‘Oh Walter, sei un vero fenomeno, anche se detestabile,’ – dice Rosalind Russell a Cary Grant in La Signora del venerdì, una delle commedie ‘screwball’ più belle della storia del cinema. Lei è una giornalista, lui il suo ex-marito nonché direttore del giornale per cui lavora.

Queste parole esprimono perfettamente l’ambiguità di Hollywood nei confronti del giornalismo, un’ammirazione, quasi una devozione, mescolata ad un filo d’odio. Forse perché ci si vede riflessa nel ritratto.

Il nuovo film di Steven Spielberg, The Post, è una lettera d’amore al giornalismo militante. Racconta la storia dietro la pubblicazione dei famosi ‘Pentagon Papers’, una serie di rapporti confidenziali sulla guerra in Vietnam e la loro rivelazione che ben quattro tra presidenti e amministrazioni precedenti e attuali sapevano benissimo che la guerra era ormai persa ma nonostante ciò continuarono a mandare ragazzi a morire solo per motivi politici.

Tom Hanks interpreta il ruolo dello storico direttore Ben Bradlee e Meryl Streep è la gran signora Katherine Graham, proprietaria del Washington Post. Il focus del film mira così in alto che il dramma viene sminuito. Non si tratta più di Davide contro Golia, ma di un Golia contro due Golia più piccoli.

Non aiuta il fatto che The Post è un prequel di Tutti gli uomini del Presidente del 1976. Il capolavoro di Alan J. Pakula era un thriller politico su un momento storico molto recente. Jason Robards vinse un Oscar per la sua versione sboccata e roca di Bradlee (lo stesso ruolo di Hanks).

Nel film del ’76 i giornalisti sono due funzionari sconosciuti, Woodward e Bernstein (Robert Redford e Dustin Hoffman), metodici, sottovalutati, privi di rancore o ideologia – Woodward confessa di essere Repubblicano. Due “piccoli Davide” che fanno crollare il palazzo dell’uomo più potente del mondo.

Il lato oscuro si trova in L’asso nella manica di Billy Wilder, in cui Kirk Douglas è Charles Tatum, un giornalista senza scrupoli, che approfitta di un incidente in cui un uomo si trova intrappolato sottoterra per promuovere la sua carriera.

Il film non ha grande successo, molti criticano il ritratto esagerato di Tatum. Purtroppo l’ormai defunto giornale inglese News of the World, che compete con Tatum per il premio al giornalismo più nichilista, conferma che questo tipo di giornalismo esiste.

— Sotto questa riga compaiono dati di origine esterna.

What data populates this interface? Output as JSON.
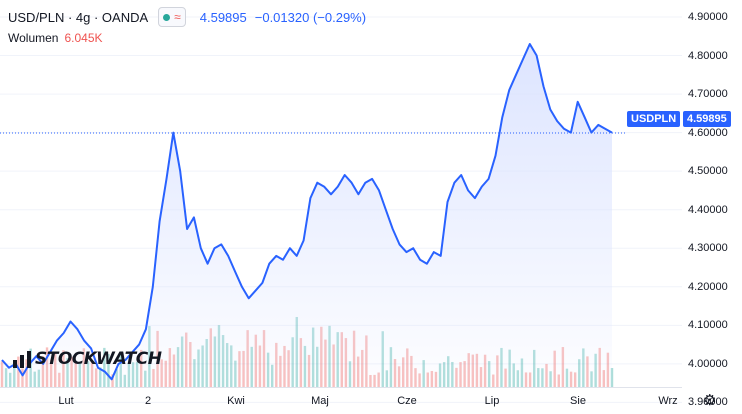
{
  "header": {
    "symbol": "USD/PLN · 4g · OANDA",
    "wave_glyph": "≈",
    "last_price": "4.59895",
    "change": "−0.01320 (−0.29%)"
  },
  "volume": {
    "label": "Wolumen",
    "value": "6.045K"
  },
  "price_tag": {
    "symbol": "USDPLN",
    "value": "4.59895"
  },
  "logo": {
    "text": "STOCKWATCH"
  },
  "icons": {
    "settings": "gear-icon",
    "logo": "chart-bars-icon"
  },
  "colors": {
    "line": "#2962ff",
    "area_top": "#dbe3ff",
    "vol_up": "#26a69a",
    "vol_down": "#ef5350",
    "grid": "#f0f3fa"
  },
  "chart_data": {
    "type": "area",
    "title": "USD/PLN",
    "timeframe": "4g",
    "source": "OANDA",
    "ylim": [
      3.85,
      4.92
    ],
    "y_ticks": [
      4.9,
      4.8,
      4.7,
      4.6,
      4.5,
      4.4,
      4.3,
      4.2,
      4.1,
      4.0,
      3.9
    ],
    "y_tick_labels": [
      "4.90000",
      "4.80000",
      "4.70000",
      "4.60000",
      "4.50000",
      "4.40000",
      "4.30000",
      "4.20000",
      "4.10000",
      "4.00000",
      "3.90000"
    ],
    "x_tick_labels": [
      "Lut",
      "2",
      "Kwi",
      "Maj",
      "Cze",
      "Lip",
      "Sie",
      "Wrz"
    ],
    "last_value": 4.59895,
    "series": [
      {
        "values": [
          4.01,
          3.99,
          4.0,
          3.97,
          4.0,
          4.02,
          4.0,
          4.03,
          4.06,
          4.08,
          4.11,
          4.09,
          4.06,
          4.04,
          3.99,
          3.98,
          3.96,
          4.0,
          4.01,
          4.03,
          4.05,
          4.09,
          4.2,
          4.37,
          4.48,
          4.6,
          4.5,
          4.35,
          4.38,
          4.3,
          4.26,
          4.3,
          4.31,
          4.28,
          4.24,
          4.2,
          4.17,
          4.19,
          4.21,
          4.26,
          4.28,
          4.27,
          4.3,
          4.28,
          4.32,
          4.43,
          4.47,
          4.46,
          4.44,
          4.46,
          4.49,
          4.47,
          4.44,
          4.47,
          4.48,
          4.45,
          4.4,
          4.35,
          4.31,
          4.29,
          4.3,
          4.27,
          4.26,
          4.29,
          4.28,
          4.42,
          4.47,
          4.49,
          4.45,
          4.43,
          4.46,
          4.48,
          4.54,
          4.64,
          4.71,
          4.75,
          4.79,
          4.83,
          4.8,
          4.72,
          4.66,
          4.63,
          4.61,
          4.6,
          4.68,
          4.64,
          4.6,
          4.62,
          4.61,
          4.6
        ]
      }
    ],
    "volume": {
      "bars": 150,
      "last_label": "6.045K"
    }
  }
}
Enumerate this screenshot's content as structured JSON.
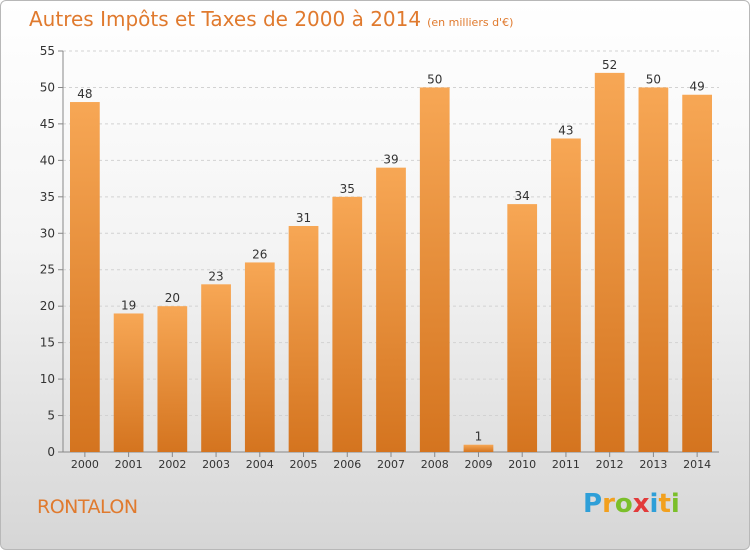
{
  "title": "Autres Impôts et Taxes de 2000 à 2014",
  "subtitle": "(en milliers d'€)",
  "place_name": "RONTALON",
  "logo": {
    "letters": [
      "P",
      "r",
      "o",
      "x",
      "i",
      "t",
      "i"
    ],
    "colors": [
      "#2e9fd8",
      "#f2a01e",
      "#7bbf2a",
      "#e23a3a",
      "#2e9fd8",
      "#f2a01e",
      "#7bbf2a"
    ]
  },
  "colors": {
    "bar_top": "#f7a755",
    "bar_bottom": "#d4741f",
    "text": "#e07a2e"
  },
  "chart_data": {
    "type": "bar",
    "categories": [
      "2000",
      "2001",
      "2002",
      "2003",
      "2004",
      "2005",
      "2006",
      "2007",
      "2008",
      "2009",
      "2010",
      "2011",
      "2012",
      "2013",
      "2014"
    ],
    "values": [
      48,
      19,
      20,
      23,
      26,
      31,
      35,
      39,
      50,
      1,
      34,
      43,
      52,
      50,
      49
    ],
    "ylim": [
      0,
      55
    ],
    "yticks": [
      0,
      5,
      10,
      15,
      20,
      25,
      30,
      35,
      40,
      45,
      50,
      55
    ],
    "grid": true,
    "data_labels": true
  }
}
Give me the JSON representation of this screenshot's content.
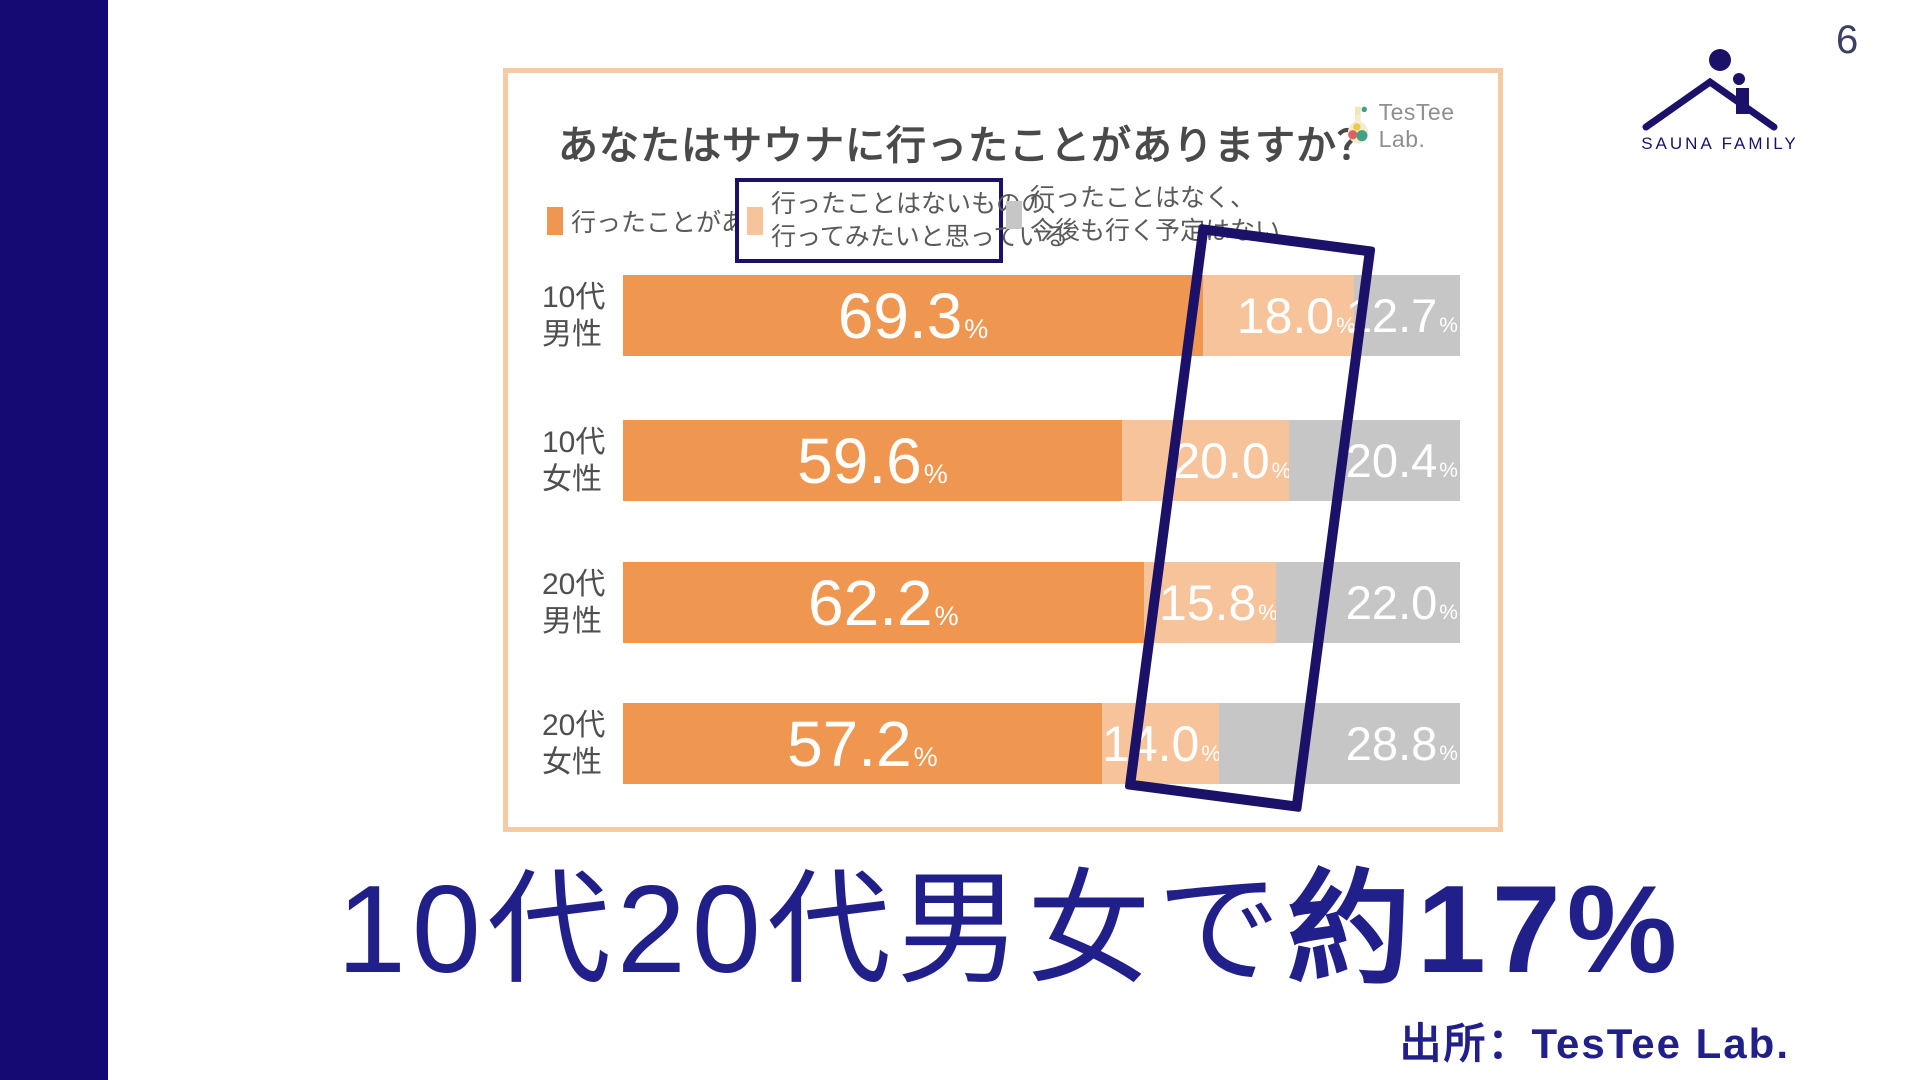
{
  "page": {
    "number": "6"
  },
  "brand": {
    "name": "SAUNA FAMILY"
  },
  "chart": {
    "title": "あなたはサウナに行ったことがありますか？",
    "watermark": "TesTee Lab.",
    "unit": "%",
    "legend": [
      {
        "label": "行ったことがある"
      },
      {
        "lines": [
          "行ったことはないものの、",
          "行ってみたいと思っている"
        ]
      },
      {
        "lines": [
          "行ったことはなく、",
          "今後も行く予定はない"
        ]
      }
    ],
    "rows": [
      {
        "label_lines": [
          "10代",
          "男性"
        ],
        "segments": [
          {
            "value": 69.3,
            "text": "69.3"
          },
          {
            "value": 18.0,
            "text": "18.0"
          },
          {
            "value": 12.7,
            "text": "12.7"
          }
        ]
      },
      {
        "label_lines": [
          "10代",
          "女性"
        ],
        "segments": [
          {
            "value": 59.6,
            "text": "59.6"
          },
          {
            "value": 20.0,
            "text": "20.0"
          },
          {
            "value": 20.4,
            "text": "20.4"
          }
        ]
      },
      {
        "label_lines": [
          "20代",
          "男性"
        ],
        "segments": [
          {
            "value": 62.2,
            "text": "62.2"
          },
          {
            "value": 15.8,
            "text": "15.8"
          },
          {
            "value": 22.0,
            "text": "22.0"
          }
        ]
      },
      {
        "label_lines": [
          "20代",
          "女性"
        ],
        "segments": [
          {
            "value": 57.2,
            "text": "57.2"
          },
          {
            "value": 14.0,
            "text": "14.0"
          },
          {
            "value": 28.8,
            "text": "28.8"
          }
        ]
      }
    ]
  },
  "chart_data": {
    "type": "bar",
    "orientation": "horizontal",
    "stacked": true,
    "title": "あなたはサウナに行ったことがありますか？",
    "categories": [
      "10代男性",
      "10代女性",
      "20代男性",
      "20代女性"
    ],
    "series": [
      {
        "name": "行ったことがある",
        "color": "#ef9650",
        "values": [
          69.3,
          59.6,
          62.2,
          57.2
        ]
      },
      {
        "name": "行ったことはないものの、行ってみたいと思っている",
        "color": "#f6c39a",
        "values": [
          18.0,
          20.0,
          15.8,
          14.0
        ]
      },
      {
        "name": "行ったことはなく、今後も行く予定はない",
        "color": "#c6c6c6",
        "values": [
          12.7,
          20.4,
          22.0,
          28.8
        ]
      }
    ],
    "unit": "%",
    "xlim": [
      0,
      100
    ],
    "value_labels": "inside-white",
    "highlighted_series": "行ったことはないものの、行ってみたいと思っている",
    "legend_position": "top"
  },
  "headline": {
    "normal": "10代20代男女で",
    "bold": "約17%"
  },
  "source": {
    "text": "出所：TesTee Lab."
  },
  "colors": {
    "sidebar_navy": "#150a73",
    "frame_navy": "#1b1168",
    "headline_navy": "#21208a",
    "bar_orange": "#ef9650",
    "bar_light_orange": "#f6c39a",
    "bar_gray": "#c6c6c6",
    "panel_border": "#f5cba4",
    "label_gray": "#4f4f4f"
  }
}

Quarto Potere di Orson Welles è più ambiguo.

All’inizio Charles Foster Kane è un riccone che assume la direzione di un giornale quasi per gioco. Il potere diventa poi passione, con storie e scoop che stanno dalla parte della gente comune contro i potenti, smascherando, per esempio, locatori di bassifondi. Questo porta al populismo ed è proprio qui che la corruzione cambierà Kane.

Kane alla fine userà i media come arma contro i suoi nemici, divulgando ‘fake news’ a suo vantaggio – e durante questo processo perderà la sua anima e andrà contro i suoi principi.

Ben Bradlee del Washington Post aveva un motto: ‘You never monkey with the truth’ – non si gioca con la verità. Era vero allora, ed è vero ancora oggi.